Sinan’ın eserlerinin listelerini veren Tezkire’lerde adları geçen, Mekke’deki Sultan Kanuni Süleyman medresesi ile hamamının ve yine Mekke ile Medine’de Haseki Hürrem Sultan imaretleri ise bugün ortada yoktur. Mekke’de Harem-i Şerif yanında 972 (1564/65)’de Sinan, Kanuni Sultan Süleyman adına dört mezhebe ayrılmış dört bölümlü büyük bir medrese yapmıştı. Her bir bölümün onaltı hücresi ile bir dershanesi vardı. Bu duruma göre, Osmanlı medreseleri içinde özel bir düzen gösteren ve ölçüleri çok büyük olduğu anlaşılan bu medrese yıkılıp ortadan kaldırılmıştır. Yine aynı yerdeki Haseki Hürrem Sultan İmareti de son yıllarda yıktırılmıştır.
Mimar Sinan’ın bugün İslam ülkelerinden Suriye’de iki önemli eseri bulunmaktadır. Bunlardan birincisi Halep’te Hüsrev Paşa camiidir. 1534’de Şam Beylerbeyi olan Hüsrev
Paşa için yaptırılarak 953 (1546)’de bitirilmiştir. Hüsrev Paşa, Süleyman Paşa
ile Padişah Sultan Süleyman’ın huzurunda iken aralarında geçen çirkin bir olay
yüzünden yeise kapılıp, açlıkla intihar etmek suretiyle 951 (1544/45)’de
öldüğüne göre, camiin yapımı onun ölümünden sonra tamamlanmış olmalıdır.
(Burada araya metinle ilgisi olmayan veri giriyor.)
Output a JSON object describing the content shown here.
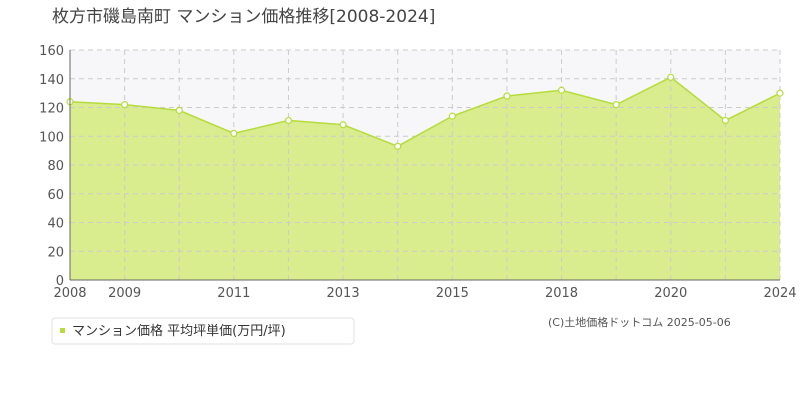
{
  "chart_data": {
    "type": "area",
    "title": "枚方市磯島南町 マンション価格推移[2008-2024]",
    "categories": [
      "2008",
      "2009",
      null,
      "2011",
      null,
      "2013",
      null,
      "2015",
      null,
      "2018",
      null,
      "2020",
      null,
      "2024"
    ],
    "series": [
      {
        "name": "マンション価格 平均坪単価(万円/坪)",
        "color": "#b5dc3c",
        "fill": "#d9ec8e",
        "values": [
          124,
          122,
          118,
          102,
          111,
          108,
          93,
          114,
          128,
          132,
          122,
          141,
          111,
          130
        ]
      }
    ],
    "ylim": [
      0,
      160
    ],
    "yticks": [
      0,
      20,
      40,
      60,
      80,
      100,
      120,
      140,
      160
    ],
    "grid": true,
    "source": "(C)土地価格ドットコム 2025-05-06"
  }
}
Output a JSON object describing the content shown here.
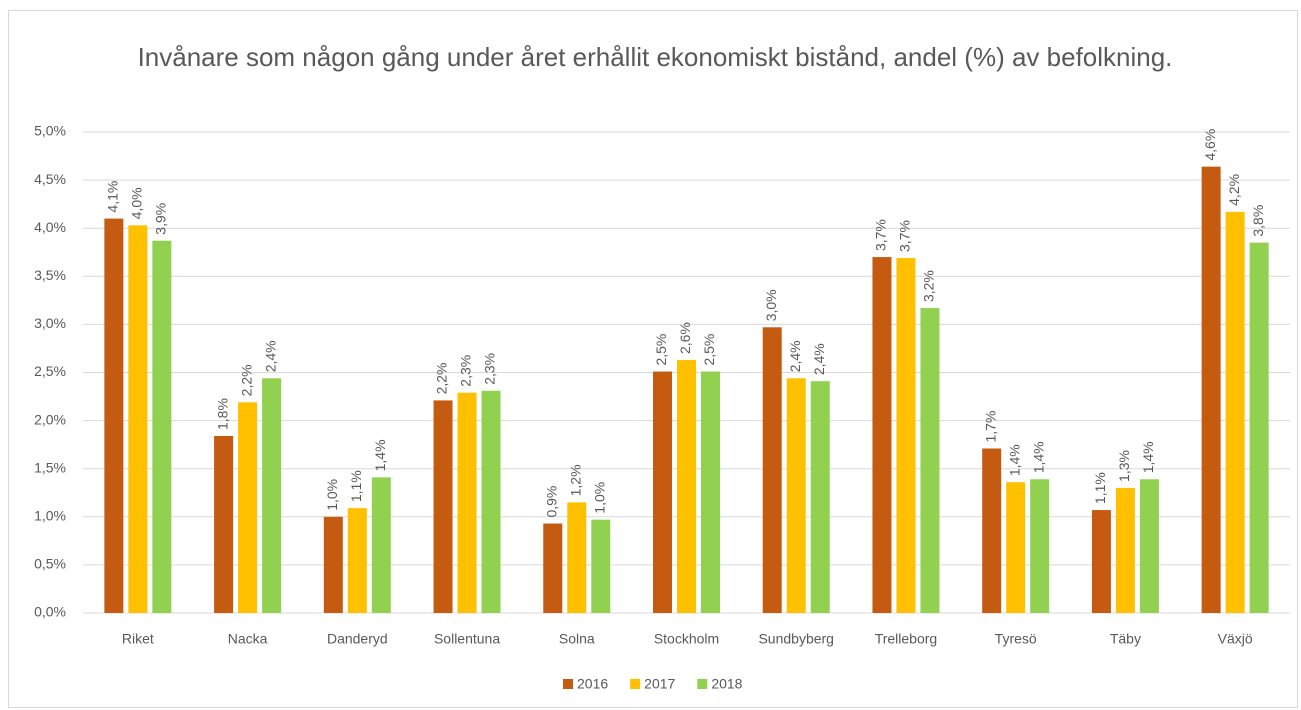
{
  "chart_data": {
    "type": "bar",
    "title": "Invånare som någon gång under året erhållit ekonomiskt bistånd, andel (%) av befolkning.",
    "categories": [
      "Riket",
      "Nacka",
      "Danderyd",
      "Sollentuna",
      "Solna",
      "Stockholm",
      "Sundbyberg",
      "Trelleborg",
      "Tyresö",
      "Täby",
      "Växjö"
    ],
    "series": [
      {
        "name": "2016",
        "color": "#c55a11",
        "values": [
          4.1,
          1.84,
          1.0,
          2.21,
          0.93,
          2.51,
          2.97,
          3.7,
          1.71,
          1.07,
          4.64
        ],
        "value_labels": [
          "4,1%",
          "1,8%",
          "1,0%",
          "2,2%",
          "0,9%",
          "2,5%",
          "3,0%",
          "3,7%",
          "1,7%",
          "1,1%",
          "4,6%"
        ]
      },
      {
        "name": "2017",
        "color": "#ffc000",
        "values": [
          4.03,
          2.19,
          1.09,
          2.29,
          1.15,
          2.63,
          2.44,
          3.69,
          1.36,
          1.3,
          4.17
        ],
        "value_labels": [
          "4,0%",
          "2,2%",
          "1,1%",
          "2,3%",
          "1,2%",
          "2,6%",
          "2,4%",
          "3,7%",
          "1,4%",
          "1,3%",
          "4,2%"
        ]
      },
      {
        "name": "2018",
        "color": "#92d050",
        "values": [
          3.87,
          2.44,
          1.41,
          2.31,
          0.97,
          2.51,
          2.41,
          3.17,
          1.39,
          1.39,
          3.85
        ],
        "value_labels": [
          "3,9%",
          "2,4%",
          "1,4%",
          "2,3%",
          "1,0%",
          "2,5%",
          "2,4%",
          "3,2%",
          "1,4%",
          "1,4%",
          "3,8%"
        ]
      }
    ],
    "ylim": [
      0,
      5
    ],
    "yticks": [
      {
        "value": 0,
        "label": "0,0%"
      },
      {
        "value": 0.5,
        "label": "0,5%"
      },
      {
        "value": 1,
        "label": "1,0%"
      },
      {
        "value": 1.5,
        "label": "1,5%"
      },
      {
        "value": 2,
        "label": "2,0%"
      },
      {
        "value": 2.5,
        "label": "2,5%"
      },
      {
        "value": 3,
        "label": "3,0%"
      },
      {
        "value": 3.5,
        "label": "3,5%"
      },
      {
        "value": 4,
        "label": "4,0%"
      },
      {
        "value": 4.5,
        "label": "4,5%"
      },
      {
        "value": 5,
        "label": "5,0%"
      }
    ],
    "grid": true,
    "legend": "bottom"
  }
}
Hüsrev Paşa veya Hüsreviye camiinin en ilgi çekici tarafı Mimar Sinan’ın ilk
eserlerinden oluşu ve aynı zamanda, erken Osmanlı devri mimarisinde çok yaygın
olan, fakat on altıncı yüzyılda artık unutulan “tabhaneli camiler” tipinin,
şimdiki halde bildiğimiz kadarı ile son örneğini teşkil etmesidir. Hüsreviye
camiinde büyük kare biçimli bir mekânı, tek kubbe örter. Bu ana mekânın iki
yanında kubbeli küçük tabhane mekânları vardır. Ön cephede ise beş kubbeli bir
son cemaat yeri uzanır.(2) Hüsreviye, kurucusunun ölümü üzerine planında
değişiklik yapılmadıysa, bugünkü şekliyle Malatya’nın Fethiye’sindeki, Tokat’ta
Hatuniye, Tekirdağ yakınında Eğnecik (İnecik)’de (Gazi) Hüseyin Bey, Trabzon’da
Büyük İmaret (Gülbahar Hatun) camilerinin bir benzeridir. Halep’te 973 (1565/6)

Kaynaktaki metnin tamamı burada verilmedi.